The nurses’ goal was to get Sandar back to his mother, the same as for their human patients.

“When his condition worsened and it became apparent that he wasn’t progressing... that he would need feeding tubes and oxygen to live... well, that just doesn’t work in the primate world,” Fields said. “The zoo veterinarians had to look at his increased suffering and make the decision that was realistic and best for Sandar.”

The zoo staff euthanized him on July 1.

A nurse called Fields to come see him on his last day.

“I cherished that last bit of time with him,” said Fields, who still chokes up at the thought. “I wanted to make sure someone was holding him at the end. Someone did and others were holding his hands.

“They tell us as nurses to be compassionate, but that we shouldn’t cry. That just doesn’t make sense.”

Brendon was there for his mother when she came home the day Sandar died.

“They say that children on the autistic spectrum don’t show empathy, but he knew I was upset and [he] tried to console me,” she said. “That was eye-opening. My son might have his challenges, but he also has a lot of strength.”

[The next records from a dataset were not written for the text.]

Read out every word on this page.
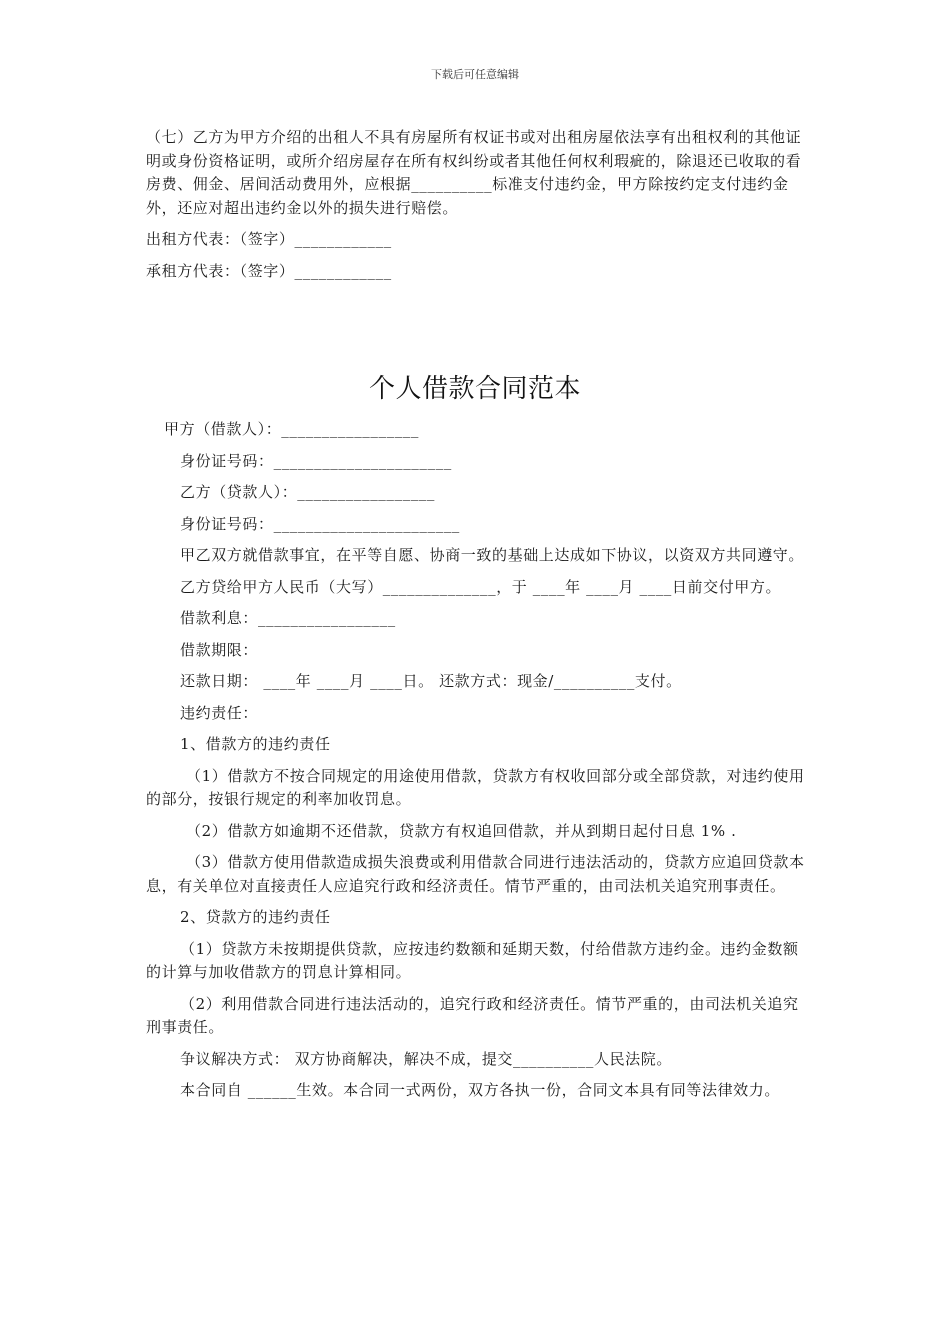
下载后可任意编辑

（七）乙方为甲方介绍的出租人不具有房屋所有权证书或对出租房屋依法享有出租权利的其他证明或身份资格证明，或所介绍房屋存在所有权纠纷或者其他任何权利瑕疵的，除退还已收取的看房费、佣金、居间活动费用外，应根据__________标准支付违约金，甲方除按约定支付违约金外，还应对超出违约金以外的损失进行赔偿。

出租方代表：（签字）____________

承租方代表：（签字）____________

个人借款合同范本

甲方（借款人）：_________________

身份证号码：______________________

乙方（贷款人）：_________________

身份证号码：_______________________

甲乙双方就借款事宜，在平等自愿、协商一致的基础上达成如下协议，以资双方共同遵守。

乙方贷给甲方人民币（大写）______________，于 ____年 ____月 ____日前交付甲方。

借款利息：_________________

借款期限：

还款日期： ____年 ____月 ____日。 还款方式：现金/__________支付。

违约责任：

1、借款方的违约责任

（1）借款方不按合同规定的用途使用借款，贷款方有权收回部分或全部贷款，对违约使用的部分，按银行规定的利率加收罚息。

（2）借款方如逾期不还借款，贷款方有权追回借款，并从到期日起付日息 1% .

（3）借款方使用借款造成损失浪费或利用借款合同进行违法活动的，贷款方应追回贷款本息，有关单位对直接责任人应追究行政和经济责任。情节严重的，由司法机关追究刑事责任。

2、贷款方的违约责任

（1）贷款方未按期提供贷款，应按违约数额和延期天数，付给借款方违约金。违约金数额的计算与加收借款方的罚息计算相同。

（2）利用借款合同进行违法活动的，追究行政和经济责任。情节严重的，由司法机关追究刑事责任。

争议解决方式： 双方协商解决，解决不成，提交__________人民法院。

本合同自 ______生效。本合同一式两份，双方各执一份，合同文本具有同等法律效力。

Many of the nurses who cared for Sandar have talked to each other about the experience. All have been saddened by his loss.

“We’ve all said the same things — how hard it was to watch him suffer, but how uplifting it was to help. We knew we did everything possible and that it was some of the best nursing we’ve ever done,” Fields said. “Funny that it was caring for an animal that brought us back to the basics of nursing and reminded us of why we do what we do.

“We talk about losing a buddy and a friend, because that’s what he had become to us. I don’t know if he ever knew how good he made us feel.”